Disamping itu, setelah reformasi 1998, terjadi deregulasi diberbagai sektor usaha. Deregulasi itu juga menyentuh industri tepung terigu di Indonesia dengan dikeluarkannya Keppres No.19/1998 tanggal 21 Januari 1998, dengan demikian sejak tahun 1998 monopoli Bulog terhadap industri tepung terigu telah dihapuskan. Deregulasi tahun 1998 ini telah merubah paradigma bisnis dan struktur industri tepung terigu, yaitu adanya kebebasan untuk mengatur pembelian gandum dan penjualan tepung terigu, pasar menjadi kompetitif dan terbuka, adanya peningkatan pelayanan kepada pelanggan, adanya inovasi produk, merk, distribusi dan promosi, serta efisiensi biaya sebagai dampak dari skala ekonomi (Aptindo, 2005). Status perusahaan-perusahaan penggiling gandum pun berubah setelah Bulog tak lagi menangani tata niaga tepung terigu. Komoditas ini diserahkan kepada mekanisme pasar. Bahkan pada tahun 1997 dan 1998 telah berdiri perusahaan-perusahaan baru yaitu PT Panganmas yang pabriknya beroperasi di Cilacap dan Sriboga di Semarang. Pada tahun belakangan ini berdiri dua perusahaan baru yaitu UD Perusahaan Kian Jaya dan UD Harum Abadi.

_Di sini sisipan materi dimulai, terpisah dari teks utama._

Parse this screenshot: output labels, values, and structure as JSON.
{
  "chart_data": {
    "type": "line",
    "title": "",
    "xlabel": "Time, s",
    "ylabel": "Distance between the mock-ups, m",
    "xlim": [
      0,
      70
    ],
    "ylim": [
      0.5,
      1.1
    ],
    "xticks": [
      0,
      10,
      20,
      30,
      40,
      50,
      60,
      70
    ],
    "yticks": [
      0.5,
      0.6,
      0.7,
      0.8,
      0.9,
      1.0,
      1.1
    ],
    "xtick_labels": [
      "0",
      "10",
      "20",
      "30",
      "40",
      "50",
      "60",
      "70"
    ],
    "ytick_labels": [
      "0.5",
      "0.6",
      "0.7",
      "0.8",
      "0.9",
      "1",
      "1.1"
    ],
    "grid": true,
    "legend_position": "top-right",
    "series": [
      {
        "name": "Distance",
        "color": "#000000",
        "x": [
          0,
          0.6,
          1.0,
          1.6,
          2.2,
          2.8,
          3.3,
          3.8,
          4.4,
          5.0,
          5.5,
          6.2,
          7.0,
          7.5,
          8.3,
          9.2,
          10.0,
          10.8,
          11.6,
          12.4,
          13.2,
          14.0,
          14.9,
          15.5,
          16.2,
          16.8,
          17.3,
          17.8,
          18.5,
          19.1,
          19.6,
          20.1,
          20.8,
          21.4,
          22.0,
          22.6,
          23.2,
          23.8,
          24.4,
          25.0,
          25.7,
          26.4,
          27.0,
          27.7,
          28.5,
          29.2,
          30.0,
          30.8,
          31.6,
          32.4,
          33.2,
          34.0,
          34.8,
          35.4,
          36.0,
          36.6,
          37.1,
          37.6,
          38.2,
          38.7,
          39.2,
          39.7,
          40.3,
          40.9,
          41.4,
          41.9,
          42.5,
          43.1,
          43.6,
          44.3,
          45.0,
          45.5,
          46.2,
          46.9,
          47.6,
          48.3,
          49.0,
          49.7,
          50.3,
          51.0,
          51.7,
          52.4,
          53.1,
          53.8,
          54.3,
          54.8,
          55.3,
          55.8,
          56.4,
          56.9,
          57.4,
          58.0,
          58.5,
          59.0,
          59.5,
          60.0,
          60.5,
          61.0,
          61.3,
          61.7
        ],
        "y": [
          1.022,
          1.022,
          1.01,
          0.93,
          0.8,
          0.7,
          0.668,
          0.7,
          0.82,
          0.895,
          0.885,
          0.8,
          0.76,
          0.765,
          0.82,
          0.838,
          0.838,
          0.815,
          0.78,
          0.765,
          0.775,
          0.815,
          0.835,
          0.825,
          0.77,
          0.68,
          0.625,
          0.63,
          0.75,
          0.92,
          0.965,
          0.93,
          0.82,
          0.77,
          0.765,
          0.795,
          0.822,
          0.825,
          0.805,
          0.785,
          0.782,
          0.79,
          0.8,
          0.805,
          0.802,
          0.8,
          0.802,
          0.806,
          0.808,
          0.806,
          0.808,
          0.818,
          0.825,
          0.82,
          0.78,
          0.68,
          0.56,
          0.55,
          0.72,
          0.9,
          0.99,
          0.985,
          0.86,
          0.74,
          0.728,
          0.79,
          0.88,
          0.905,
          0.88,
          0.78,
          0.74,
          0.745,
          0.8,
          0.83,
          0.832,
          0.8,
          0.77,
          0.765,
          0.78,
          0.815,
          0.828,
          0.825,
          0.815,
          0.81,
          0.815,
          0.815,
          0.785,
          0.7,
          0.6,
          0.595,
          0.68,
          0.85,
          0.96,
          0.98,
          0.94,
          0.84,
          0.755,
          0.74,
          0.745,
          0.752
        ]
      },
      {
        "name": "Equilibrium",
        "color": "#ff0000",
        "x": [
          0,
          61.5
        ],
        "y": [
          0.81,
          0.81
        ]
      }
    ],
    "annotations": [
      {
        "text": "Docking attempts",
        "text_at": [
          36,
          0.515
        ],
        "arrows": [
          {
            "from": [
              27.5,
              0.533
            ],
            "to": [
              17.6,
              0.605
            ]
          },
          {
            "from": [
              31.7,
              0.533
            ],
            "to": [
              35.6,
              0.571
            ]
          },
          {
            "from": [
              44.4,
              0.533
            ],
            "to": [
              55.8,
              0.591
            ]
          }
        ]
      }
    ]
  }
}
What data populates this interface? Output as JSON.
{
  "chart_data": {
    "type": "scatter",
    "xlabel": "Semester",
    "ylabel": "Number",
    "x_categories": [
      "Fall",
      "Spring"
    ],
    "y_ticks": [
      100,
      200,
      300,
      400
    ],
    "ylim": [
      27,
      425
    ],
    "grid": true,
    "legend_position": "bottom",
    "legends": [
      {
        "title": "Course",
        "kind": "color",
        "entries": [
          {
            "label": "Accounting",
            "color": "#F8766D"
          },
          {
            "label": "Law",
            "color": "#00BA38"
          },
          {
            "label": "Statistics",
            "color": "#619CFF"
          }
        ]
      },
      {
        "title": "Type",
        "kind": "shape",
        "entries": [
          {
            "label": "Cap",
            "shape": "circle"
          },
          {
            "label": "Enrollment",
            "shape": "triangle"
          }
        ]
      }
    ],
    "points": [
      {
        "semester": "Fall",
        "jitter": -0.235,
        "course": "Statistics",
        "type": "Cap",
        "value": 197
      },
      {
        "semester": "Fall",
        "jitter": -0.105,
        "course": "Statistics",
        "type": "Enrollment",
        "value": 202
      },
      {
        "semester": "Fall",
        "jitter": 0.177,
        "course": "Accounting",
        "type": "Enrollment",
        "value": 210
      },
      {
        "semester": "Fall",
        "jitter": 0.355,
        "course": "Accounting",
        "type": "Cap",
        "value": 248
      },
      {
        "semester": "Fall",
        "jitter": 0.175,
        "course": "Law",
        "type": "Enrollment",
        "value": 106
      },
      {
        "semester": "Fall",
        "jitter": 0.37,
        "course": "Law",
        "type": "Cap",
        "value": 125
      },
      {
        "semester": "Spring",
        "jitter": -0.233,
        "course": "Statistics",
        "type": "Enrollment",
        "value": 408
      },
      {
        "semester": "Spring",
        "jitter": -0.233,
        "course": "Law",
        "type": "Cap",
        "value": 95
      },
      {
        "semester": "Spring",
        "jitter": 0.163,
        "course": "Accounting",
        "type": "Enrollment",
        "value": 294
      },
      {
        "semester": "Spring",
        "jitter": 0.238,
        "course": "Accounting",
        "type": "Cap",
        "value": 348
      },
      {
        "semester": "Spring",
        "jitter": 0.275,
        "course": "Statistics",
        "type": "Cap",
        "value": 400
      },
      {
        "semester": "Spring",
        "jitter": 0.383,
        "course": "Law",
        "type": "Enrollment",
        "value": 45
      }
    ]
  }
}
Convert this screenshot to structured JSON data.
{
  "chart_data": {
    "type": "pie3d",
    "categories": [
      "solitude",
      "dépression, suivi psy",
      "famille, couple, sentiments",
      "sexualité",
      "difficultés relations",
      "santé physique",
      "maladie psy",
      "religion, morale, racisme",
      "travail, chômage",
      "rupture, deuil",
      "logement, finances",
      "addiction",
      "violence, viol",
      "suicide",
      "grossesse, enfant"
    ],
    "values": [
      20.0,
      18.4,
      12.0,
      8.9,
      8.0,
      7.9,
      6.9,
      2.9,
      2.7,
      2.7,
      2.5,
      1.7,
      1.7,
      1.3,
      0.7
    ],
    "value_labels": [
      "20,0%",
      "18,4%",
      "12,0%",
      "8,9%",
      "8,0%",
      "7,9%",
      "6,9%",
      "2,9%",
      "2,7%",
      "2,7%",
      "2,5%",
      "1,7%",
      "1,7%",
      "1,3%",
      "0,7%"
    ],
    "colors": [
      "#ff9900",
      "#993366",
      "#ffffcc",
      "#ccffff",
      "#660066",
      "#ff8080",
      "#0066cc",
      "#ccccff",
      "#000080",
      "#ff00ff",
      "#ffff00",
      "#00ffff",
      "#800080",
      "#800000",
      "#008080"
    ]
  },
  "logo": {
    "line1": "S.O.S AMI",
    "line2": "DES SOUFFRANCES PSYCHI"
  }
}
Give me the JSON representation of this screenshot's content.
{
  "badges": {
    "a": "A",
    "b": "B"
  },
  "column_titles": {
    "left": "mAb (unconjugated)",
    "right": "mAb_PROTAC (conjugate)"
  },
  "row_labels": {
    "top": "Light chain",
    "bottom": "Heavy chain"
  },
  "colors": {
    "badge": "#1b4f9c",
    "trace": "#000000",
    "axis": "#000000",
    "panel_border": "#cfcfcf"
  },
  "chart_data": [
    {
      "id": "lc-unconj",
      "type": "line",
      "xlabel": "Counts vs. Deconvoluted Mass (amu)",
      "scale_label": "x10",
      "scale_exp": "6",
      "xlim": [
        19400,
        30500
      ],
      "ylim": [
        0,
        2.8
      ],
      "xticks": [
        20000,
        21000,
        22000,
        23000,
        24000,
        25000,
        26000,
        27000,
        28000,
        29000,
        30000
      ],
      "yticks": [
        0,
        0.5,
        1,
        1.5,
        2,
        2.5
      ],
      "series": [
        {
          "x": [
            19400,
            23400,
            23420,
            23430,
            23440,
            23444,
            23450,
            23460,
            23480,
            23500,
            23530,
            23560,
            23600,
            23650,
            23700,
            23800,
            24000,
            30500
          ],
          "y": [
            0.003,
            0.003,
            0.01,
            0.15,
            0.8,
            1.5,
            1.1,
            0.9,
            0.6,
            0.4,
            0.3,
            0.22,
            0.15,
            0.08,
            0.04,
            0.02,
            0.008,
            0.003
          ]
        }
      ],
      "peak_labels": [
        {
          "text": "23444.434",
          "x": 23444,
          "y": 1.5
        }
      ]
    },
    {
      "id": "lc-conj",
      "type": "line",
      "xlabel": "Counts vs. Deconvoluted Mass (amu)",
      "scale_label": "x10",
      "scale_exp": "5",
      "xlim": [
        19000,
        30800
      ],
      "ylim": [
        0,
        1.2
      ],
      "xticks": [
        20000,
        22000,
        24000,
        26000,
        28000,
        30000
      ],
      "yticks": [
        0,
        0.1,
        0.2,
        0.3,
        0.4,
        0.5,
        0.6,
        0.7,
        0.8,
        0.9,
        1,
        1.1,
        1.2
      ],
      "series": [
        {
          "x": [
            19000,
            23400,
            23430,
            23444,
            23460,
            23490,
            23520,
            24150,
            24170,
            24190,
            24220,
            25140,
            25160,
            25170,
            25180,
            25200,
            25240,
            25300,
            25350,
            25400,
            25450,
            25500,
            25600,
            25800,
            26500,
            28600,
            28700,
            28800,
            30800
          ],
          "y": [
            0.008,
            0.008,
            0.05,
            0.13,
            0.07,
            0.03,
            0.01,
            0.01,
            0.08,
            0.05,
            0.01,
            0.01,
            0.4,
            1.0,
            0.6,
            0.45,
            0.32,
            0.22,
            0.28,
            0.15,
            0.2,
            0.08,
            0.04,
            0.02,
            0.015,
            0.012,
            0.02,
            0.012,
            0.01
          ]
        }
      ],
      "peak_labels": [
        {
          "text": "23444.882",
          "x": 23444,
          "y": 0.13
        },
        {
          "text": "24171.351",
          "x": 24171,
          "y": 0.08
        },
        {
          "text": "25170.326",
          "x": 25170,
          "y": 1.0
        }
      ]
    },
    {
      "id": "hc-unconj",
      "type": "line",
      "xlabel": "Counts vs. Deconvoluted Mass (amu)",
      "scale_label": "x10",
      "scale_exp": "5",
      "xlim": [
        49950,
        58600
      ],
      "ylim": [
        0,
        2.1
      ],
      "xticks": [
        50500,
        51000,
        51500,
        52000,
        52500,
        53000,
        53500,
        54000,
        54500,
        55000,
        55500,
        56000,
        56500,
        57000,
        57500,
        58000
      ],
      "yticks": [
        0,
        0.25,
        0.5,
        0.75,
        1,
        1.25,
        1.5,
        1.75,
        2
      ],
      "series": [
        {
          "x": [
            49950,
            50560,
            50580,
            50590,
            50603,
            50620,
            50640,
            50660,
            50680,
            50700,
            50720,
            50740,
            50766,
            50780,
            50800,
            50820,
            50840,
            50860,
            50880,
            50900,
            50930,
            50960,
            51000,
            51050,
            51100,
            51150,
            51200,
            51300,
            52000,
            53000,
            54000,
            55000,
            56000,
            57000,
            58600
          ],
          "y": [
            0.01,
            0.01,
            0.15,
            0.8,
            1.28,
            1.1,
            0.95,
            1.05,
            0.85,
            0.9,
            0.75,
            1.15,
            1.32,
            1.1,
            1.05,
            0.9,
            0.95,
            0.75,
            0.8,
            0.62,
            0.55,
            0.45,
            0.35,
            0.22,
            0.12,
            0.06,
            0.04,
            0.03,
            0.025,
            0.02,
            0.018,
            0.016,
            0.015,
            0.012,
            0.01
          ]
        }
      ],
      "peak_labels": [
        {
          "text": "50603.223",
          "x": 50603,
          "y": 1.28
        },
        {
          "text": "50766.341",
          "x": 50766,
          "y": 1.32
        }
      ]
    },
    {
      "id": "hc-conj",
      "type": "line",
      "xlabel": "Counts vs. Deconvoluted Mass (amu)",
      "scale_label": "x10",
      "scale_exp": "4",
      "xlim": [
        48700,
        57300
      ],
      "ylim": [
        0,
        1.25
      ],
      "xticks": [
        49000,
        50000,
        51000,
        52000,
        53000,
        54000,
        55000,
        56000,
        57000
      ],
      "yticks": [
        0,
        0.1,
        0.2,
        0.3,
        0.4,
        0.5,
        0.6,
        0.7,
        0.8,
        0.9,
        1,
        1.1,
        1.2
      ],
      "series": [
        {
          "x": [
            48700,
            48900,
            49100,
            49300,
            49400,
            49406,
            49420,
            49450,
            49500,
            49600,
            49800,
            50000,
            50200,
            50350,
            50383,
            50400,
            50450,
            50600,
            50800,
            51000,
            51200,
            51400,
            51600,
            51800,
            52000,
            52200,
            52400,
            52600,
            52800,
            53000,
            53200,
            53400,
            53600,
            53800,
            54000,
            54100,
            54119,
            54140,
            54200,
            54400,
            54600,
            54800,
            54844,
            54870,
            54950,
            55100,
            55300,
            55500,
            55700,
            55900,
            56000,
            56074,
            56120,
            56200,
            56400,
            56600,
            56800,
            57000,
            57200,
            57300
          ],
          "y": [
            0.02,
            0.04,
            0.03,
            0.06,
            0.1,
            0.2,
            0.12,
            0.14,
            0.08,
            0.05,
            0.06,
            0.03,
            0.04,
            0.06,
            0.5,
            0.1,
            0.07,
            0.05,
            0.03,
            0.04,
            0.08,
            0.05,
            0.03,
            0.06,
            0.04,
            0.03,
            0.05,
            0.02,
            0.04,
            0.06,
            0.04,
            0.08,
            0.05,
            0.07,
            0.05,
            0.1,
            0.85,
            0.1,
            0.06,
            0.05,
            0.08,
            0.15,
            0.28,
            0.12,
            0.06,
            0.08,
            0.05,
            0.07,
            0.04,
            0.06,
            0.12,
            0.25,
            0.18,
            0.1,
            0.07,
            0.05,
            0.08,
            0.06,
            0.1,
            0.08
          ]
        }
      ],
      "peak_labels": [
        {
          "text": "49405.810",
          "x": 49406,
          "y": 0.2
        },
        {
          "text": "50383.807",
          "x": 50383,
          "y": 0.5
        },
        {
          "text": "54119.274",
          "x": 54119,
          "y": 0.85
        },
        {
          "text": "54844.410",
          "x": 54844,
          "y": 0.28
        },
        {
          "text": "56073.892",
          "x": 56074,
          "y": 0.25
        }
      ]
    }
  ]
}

Seharusnya dengan terbukanya mekanisme pasar, kenaikan harga tepung terigu menjadi lebih rendah. Akan tetapi kebijakan melepas kendali monopoli Bulog bersamaan dengan terjadinya krisis ekonomi di Indonesia, sehingga harga tepung terigu sejak tahun 1998 hingga tahun 2002 terus mengalami peningkatan, namun dengan peningkatan yang tidak terlalu besar.